When the ECU is in 'closed loop mode', the duration of the injector pulse dictates how much fuel is delivered and this is indirectly adjusted using feedback from the lambda sensor in the exhaust (rich/lean air/fuel ratio in exhaust gasses).SPARK TIMING GOALS:
The sooner the spark is fired before the piston reaches the top (spark advance), the higher the resulting combustion temperature and pressure will be (a similar effect to increasing compression ratio). This will also allow a slightly greater time for the pressure to be applied to the piston. All of this results in more power and better fuel efficiency. CO and HC emissions are reduced because combustion is more complete. If the timing is advanced too much, however, an uncontrolled explosion will result (engine knock). This can cause engine damage (piston melting) and will increase NOx emissions because the extremely high temperatures will start to oxidize the normally unreactive nitrogen in the air.

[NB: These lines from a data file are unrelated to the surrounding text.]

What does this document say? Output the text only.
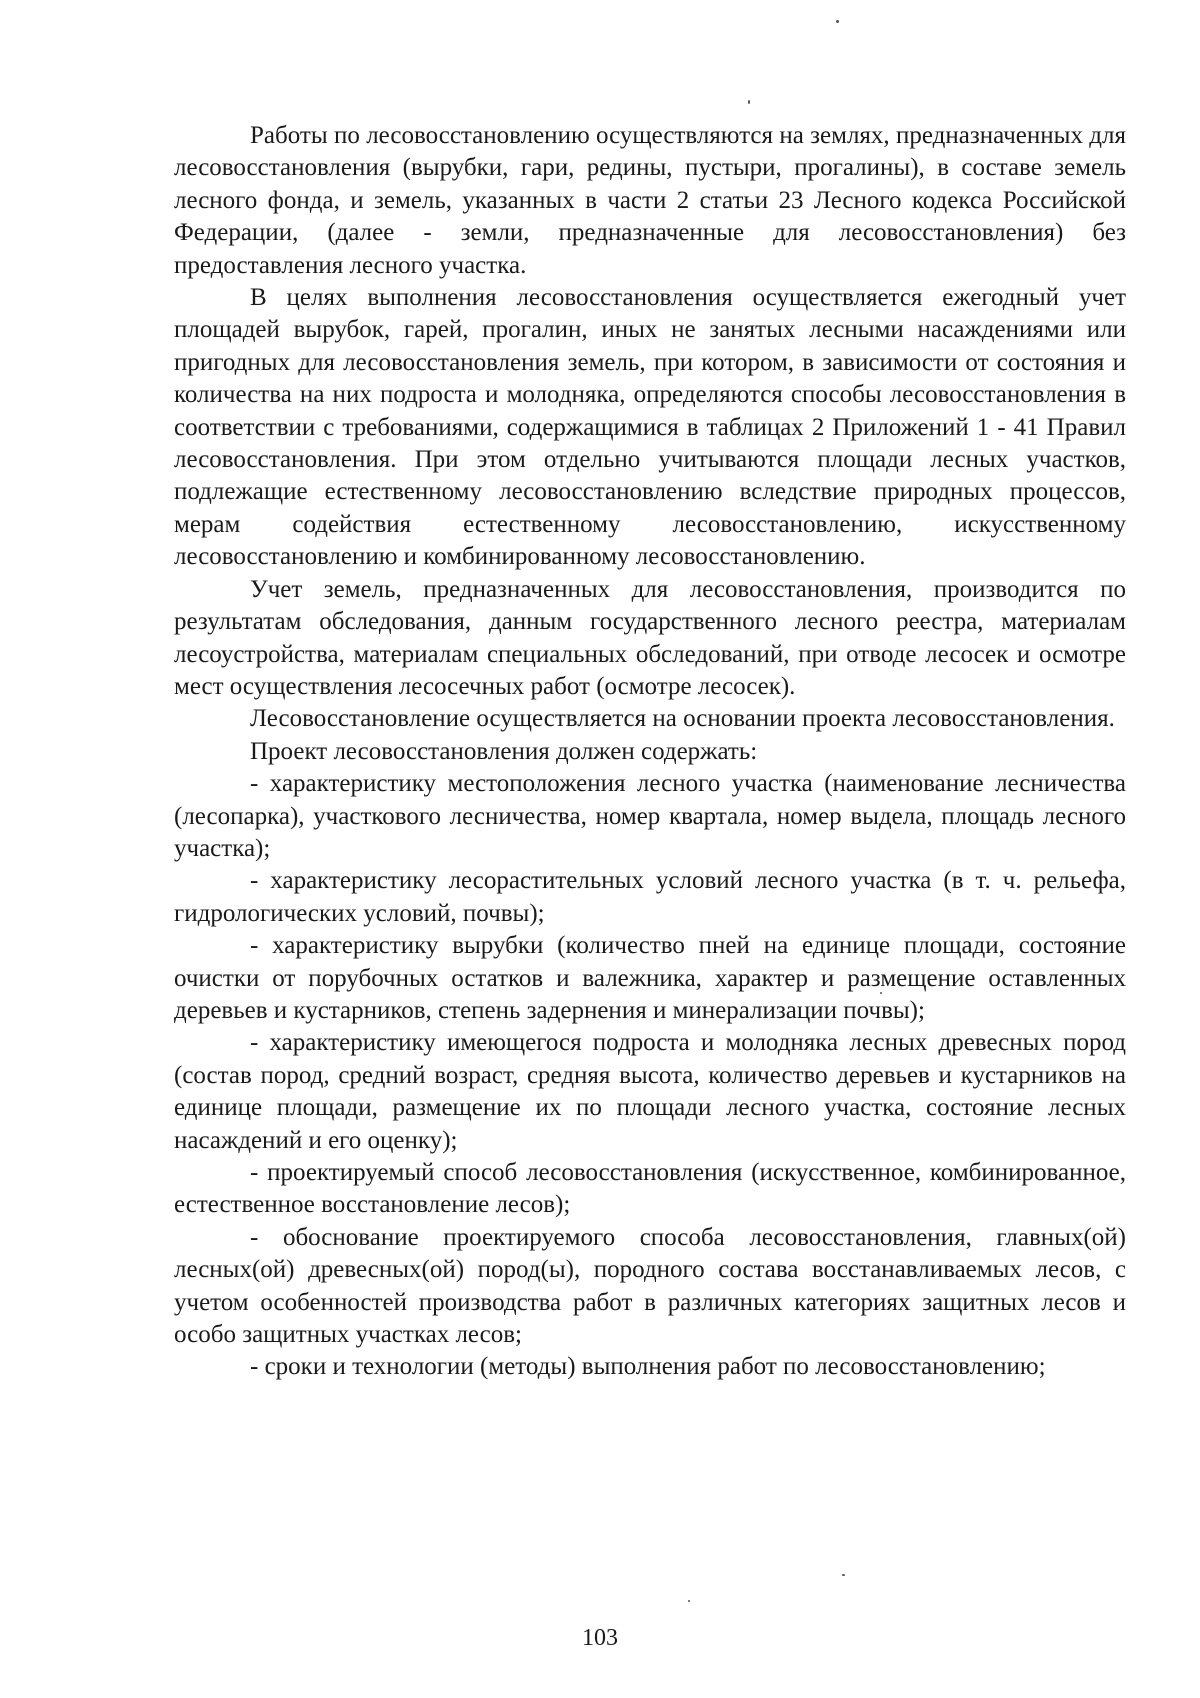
Работы по лесовосстановлению осуществляются на землях, предназначенных для лесовосстановления (вырубки, гари, редины, пустыри, прогалины), в составе земель лесного фонда, и земель, указанных в части 2 статьи 23 Лесного кодекса Российской Федерации, (далее - земли, предназначенные для лесовосстановления) без предоставления лесного участка.

В целях выполнения лесовосстановления осуществляется ежегодный учет площадей вырубок, гарей, прогалин, иных не занятых лесными насаждениями или пригодных для лесовосстановления земель, при котором, в зависимости от состояния и количества на них подроста и молодняка, определяются способы лесовосстановления в соответствии с требованиями, содержащимися в таблицах 2 Приложений 1 - 41 Правил лесовосстановления. При этом отдельно учитываются площади лесных участков, подлежащие естественному лесовосстановлению вследствие природных процессов, мерам содействия естественному лесовосстановлению, искусственному лесовосстановлению и комбинированному лесовосстановлению.

Учет земель, предназначенных для лесовосстановления, производится по результатам обследования, данным государственного лесного реестра, материалам лесоустройства, материалам специальных обследований, при отводе лесосек и осмотре мест осуществления лесосечных работ (осмотре лесосек).

Лесовосстановление осуществляется на основании проекта лесовосстановления.

Проект лесовосстановления должен содержать:

- характеристику местоположения лесного участка (наименование лесничества (лесопарка), участкового лесничества, номер квартала, номер выдела, площадь лесного участка);

- характеристику лесорастительных условий лесного участка (в т. ч. рельефа, гидрологических условий, почвы);

- характеристику вырубки (количество пней на единице площади, состояние очистки от порубочных остатков и валежника, характер и размещение оставленных деревьев и кустарников, степень задернения и минерализации почвы);

- характеристику имеющегося подроста и молодняка лесных древесных пород (состав пород, средний возраст, средняя высота, количество деревьев и кустарников на единице площади, размещение их по площади лесного участка, состояние лесных насаждений и его оценку);

- проектируемый способ лесовосстановления (искусственное, комбинированное, естественное восстановление лесов);

- обоснование проектируемого способа лесовосстановления, главных(ой) лесных(ой) древесных(ой) пород(ы), породного состава восстанавливаемых лесов, с учетом особенностей производства работ в различных категориях защитных лесов и особо защитных участках лесов;

- сроки и технологии (методы) выполнения работ по лесовосстановлению;

103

It is very desirable from performance, economy, and emissions standpoints that spark timing be advanced to just below the point where knock occurs. To this end the Motronic makes use of two knock sensors; One for each bank of cylinders. These sensors are used to detect the initial signs (precursors) at the onset of engine knock. The feedback from these sensors is used to help the ECU dynamically advance the ignition timing to optimum. They are basically small microphones bolted to the engine block which react to vibrations of a certain frequency. They scan every 100 milliseconds.
CONTROL MAPS AND ADAPTIVE TUNING:
When trying to determine the spark timing and fuel requirements, the Motronic system reads information from the operating sensors and then goes to some big look-up tables (or Control MAPS) that indicate the best guess for spark and fuel at that moment. The feedback sensors are then used to tweak the spark and fuel values towards an optimum. If a big 'tweak' was needed, then the firmware will change the value in the look-up table with the hope that it will be closer the next time that data point is used (Adaptive Tuning). All of this process is continuous, and it cycles and repeats at a high frequency. This adaptive tuning feature means that the Motronic is capable of 'learning' the specific settings for your engine. This also means that the ECU is able to re-optimise engine tuning after minor modifications have been made (e.g. enlarged throttle body). However, this adaptive feature does have limits.
The Motronic system contains a 'base map' that is copied over to the active control map when the system loses power or is otherwise re-initialized. This is useful if there was a malfunctioning component or something else that caused the active map to get messed up. You can also force the adaptive map to reset to default after modifying engine components in order to learn a new set of adaptive parameters based on original values (rather than your engines old adaptive control maps).
How long does it take for adaptation to fully readjust the map after a change? Hard to say.
Some points on the map will be updated fairly quickly. Others might take a long time.
Remember that the map is fairly big. For a data point to be updated, it has to be used. To go through the whole map would require the engine to go through all the combinations of temperatures, loads, warm-up cycles, etc.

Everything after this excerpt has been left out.